Customizing Siegfried
Siegfried can be customized through its partner application Roy. More information can be found on the Roy Wiki.
Wikidata
Folks may be interested in customizing the Wikidata signature file to get more fine-grained or specific results from Wikidata based identifications. The SPARQL source looks as follows:
# Return all file format records from Wikidata. SELECT DISTINCT ?uri ?uriLabel ?puid ?extension ?mimetype ?encoding ?referenceLabel ?date ?relativity ?offset ?sig WHERE { { ?uri (wdt:P31/(wdt:P279*)) wd:Q235557. } UNION { ?uri (wdt:P31/(wdt:P279*)) wd:Q26085352. } FILTER(EXISTS { ?uri (wdt:P2748|wdt:P1195|wdt:P1163|ps:P4152) _:b2. }) FILTER((STRLEN(?sig)) >= 4 ) OPTIONAL { ?uri wdt:P2748 ?puid. } OPTIONAL { ?uri wdt:P1195 ?extension. } OPTIONAL { ?uri wdt:P1163 ?mimetype. } OPTIONAL { ?uri p:P4152 ?object.
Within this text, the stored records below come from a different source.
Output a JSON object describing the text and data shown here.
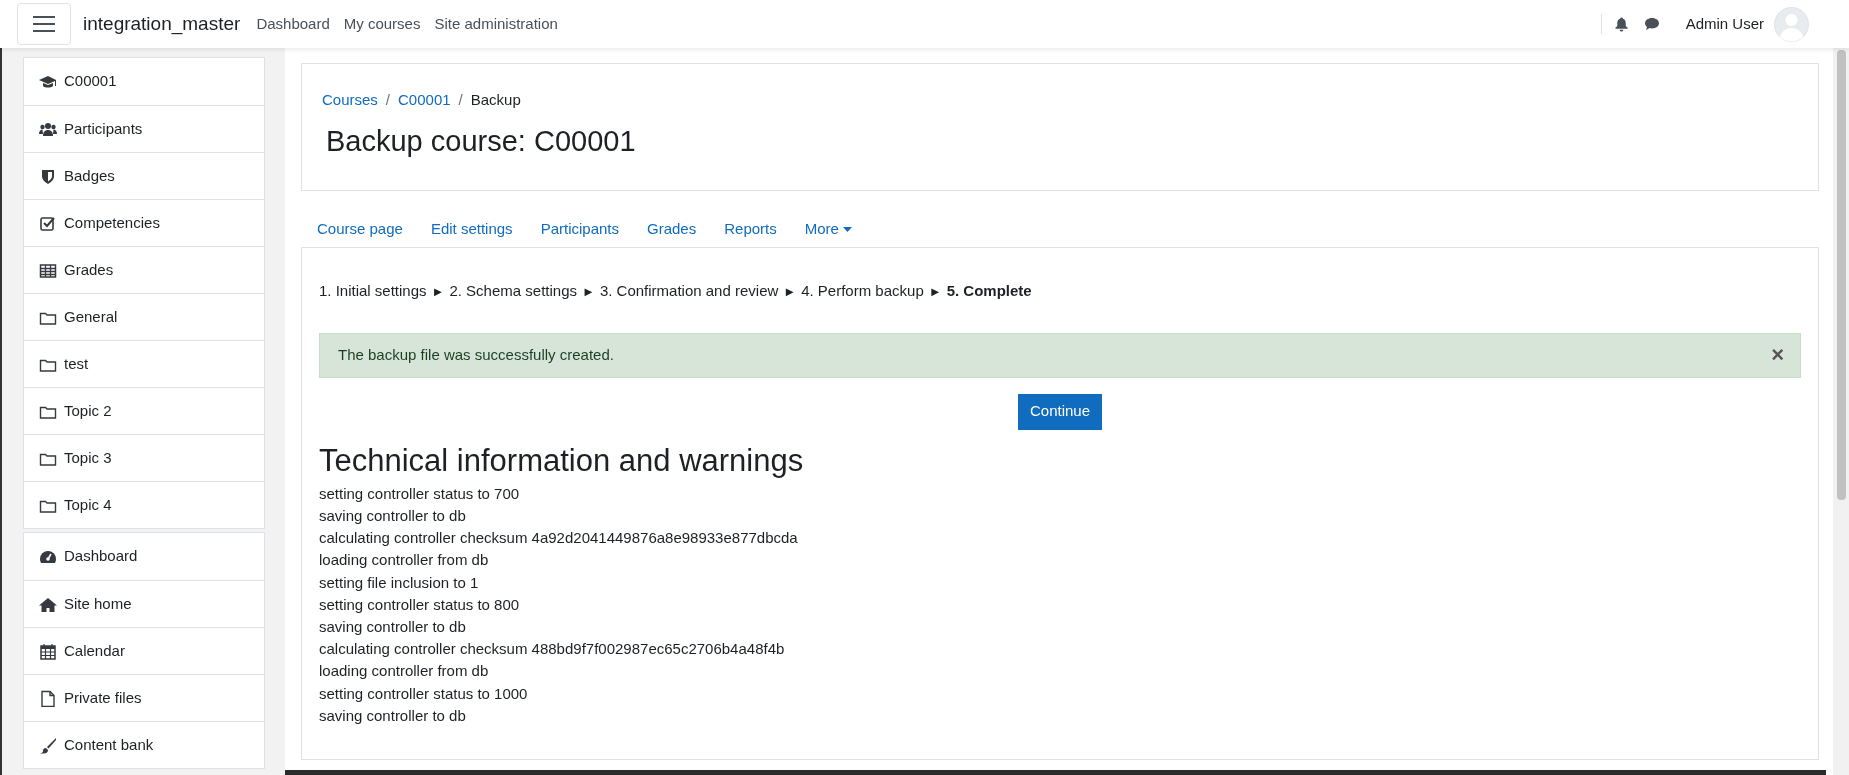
{
  "navbar": {
    "site_name": "integration_master",
    "links": [
      "Dashboard",
      "My courses",
      "Site administration"
    ],
    "user_name": "Admin User"
  },
  "sidebar": {
    "groups": [
      [
        {
          "label": "C00001"
        },
        {
          "label": "Participants"
        },
        {
          "label": "Badges"
        },
        {
          "label": "Competencies"
        },
        {
          "label": "Grades"
        },
        {
          "label": "General"
        },
        {
          "label": "test"
        },
        {
          "label": "Topic 2"
        },
        {
          "label": "Topic 3"
        },
        {
          "label": "Topic 4"
        }
      ],
      [
        {
          "label": "Dashboard"
        },
        {
          "label": "Site home"
        },
        {
          "label": "Calendar"
        },
        {
          "label": "Private files"
        },
        {
          "label": "Content bank"
        }
      ]
    ]
  },
  "breadcrumb_separators": [
    "/",
    "/"
  ],
  "breadcrumb": [
    {
      "label": "Courses",
      "link": true
    },
    {
      "label": "C00001",
      "link": true
    },
    {
      "label": "Backup",
      "link": false
    }
  ],
  "page_title": "Backup course: C00001",
  "course_tabs": [
    {
      "label": "Course page",
      "dropdown": false
    },
    {
      "label": "Edit settings",
      "dropdown": false
    },
    {
      "label": "Participants",
      "dropdown": false
    },
    {
      "label": "Grades",
      "dropdown": false
    },
    {
      "label": "Reports",
      "dropdown": false
    },
    {
      "label": "More",
      "dropdown": true
    }
  ],
  "steps": [
    {
      "label": "1. Initial settings",
      "current": false
    },
    {
      "label": "2. Schema settings",
      "current": false
    },
    {
      "label": "3. Confirmation and review",
      "current": false
    },
    {
      "label": "4. Perform backup",
      "current": false
    },
    {
      "label": "5. Complete",
      "current": true
    }
  ],
  "step_separator": "►",
  "alert": {
    "message": "The backup file was successfully created.",
    "close": "×"
  },
  "continue_button": "Continue",
  "section_heading": "Technical information and warnings",
  "log_lines": [
    "setting controller status to 700",
    "saving controller to db",
    "calculating controller checksum 4a92d2041449876a8e98933e877dbcda",
    "loading controller from db",
    "setting file inclusion to 1",
    "setting controller status to 800",
    "saving controller to db",
    "calculating controller checksum 488bd9f7f002987ec65c2706b4a48f4b",
    "loading controller from db",
    "setting controller status to 1000",
    "saving controller to db"
  ]
}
OPTIONAL { ?object pq:P3294 ?encoding. } OPTIONAL { ?object ps:P4152 ?sig. } OPTIONAL { ?object pq:P2210 ?relativity. } OPTIONAL { ?object pq:P4153 ?offset. } OPTIONAL { ?object prov:wasDerivedFrom ?provenance. OPTIONAL { ?provenance pr:P248 ?reference; pr:P813 ?date. } } } SERVICE wikibase:label { bd:serviceParam wikibase:language "[AUTO_LANGUAGE], en". } } ORDER BY (?uri)
Once the SPARQL has been customized it can be used with Siegfried by following the instructions on the Siegfried Wiki.